I am a professor in Geological Sciences and Geological Engineering, a registered Professional Engineer in Ontario, and a Fellow of the Engineering Institute of Canada. A Geological Engineer by training, I practiced as an engineer for several years, first with the Ontario Ministry of Transportation, and later with Klohn Crippen Consultants, before joining first the University of Waterloo and then moving to Queen’s University. I specialize in rock engineering, site characterisation and risk management for mining and transportation infrastructure, with a focus on landslide hazards.

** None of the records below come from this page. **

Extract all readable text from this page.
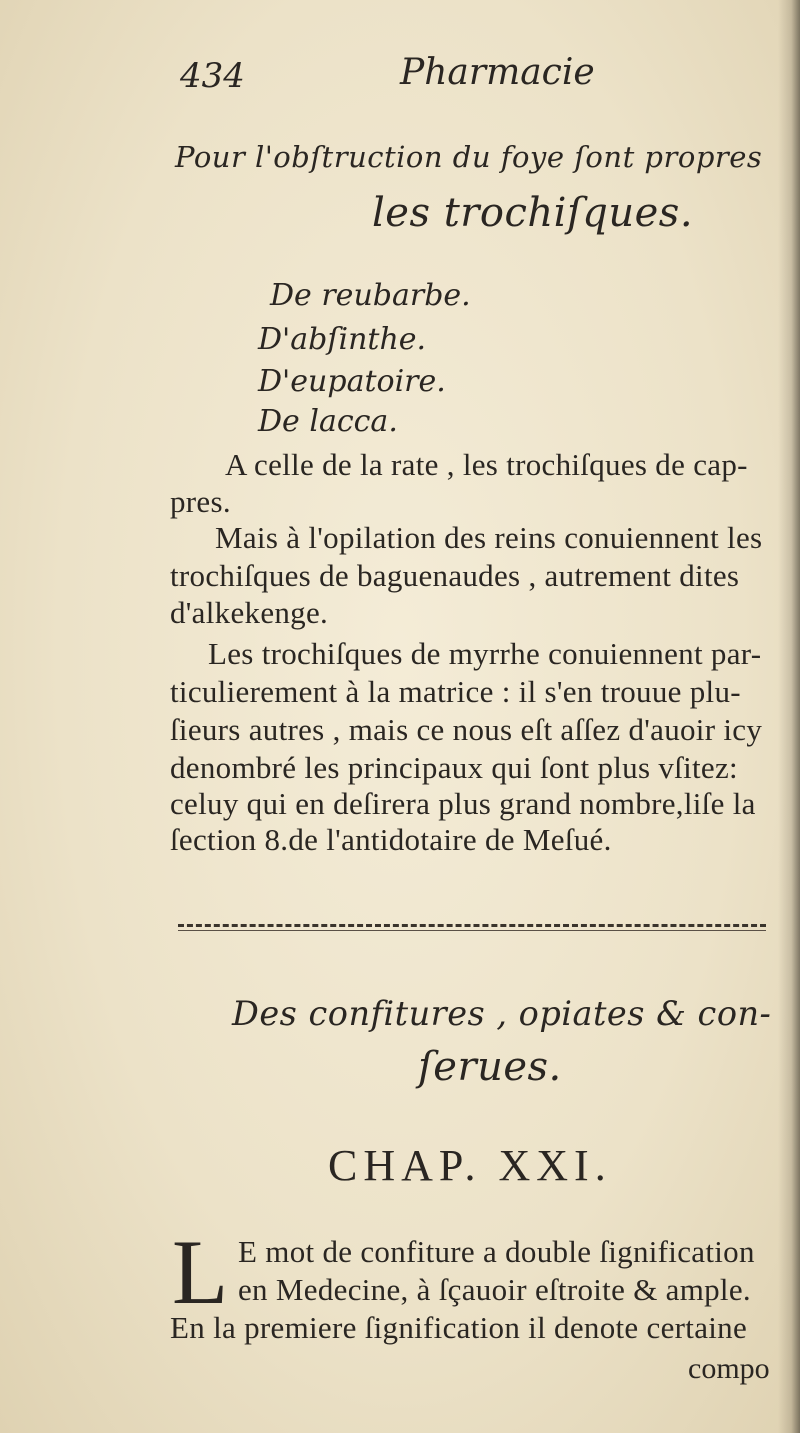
434	Pharmacie
Pour l'obſtruction du foye ſont propres
les trochiſques.
De reubarbe.
D'abſinthe.
D'eupatoire.
De lacca.
A celle de la rate , les trochiſques de cap-
pres.
Mais à l'opilation des reins conuiennent les
trochiſques de baguenaudes , autrement dites
d'alkekenge.
Les trochiſques de myrrhe conuiennent par-
ticulierement à la matrice : il s'en trouue plu-
ſieurs autres , mais ce nous eſt aſſez d'auoir icy
denombré les principaux qui ſont plus vſitez:
celuy qui en deſirera plus grand nombre,liſe la
ſection 8.de l'antidotaire de Meſué.
Des confitures , opiates & con-
ſerues.
CHAP. XXI.
L E mot de confiture a double ſignification
en Medecine, à ſçauoir eſtroite & ample.
En la premiere ſignification il denote certaine
compo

My research interests include multi-criteria risk assessment and management for geological engineering projects. I am interested in using new techniques for site investigation, including applications of terrestrial and aerial LiDAR and photogrammetry, and development of better tools for characterising rockmasses for engineering design. I have worked on developing risk based decision making, using geomatics and monitoring tools for large slopes. I have also conducted research on ground subsidence and geomechanics aspects of mine closure planning in the past.
Currently, I am a Principal Investigator on the Canadian Railway Ground Hazard Research program. My research is funded by NSERC, as well as by CP and CN Rail and Transport Canada. Other research projects are funded by the Ministry of Transportation in Ontario.
In 2019, I delivered the Glossop Medal Lecture to the Engineering Group of the Geological Society.
I am also proud to be a Fellow of the Engineering Institute of Canada, and to be a recipient of the CP Rail Medal and the Robert L. Schuster Medal.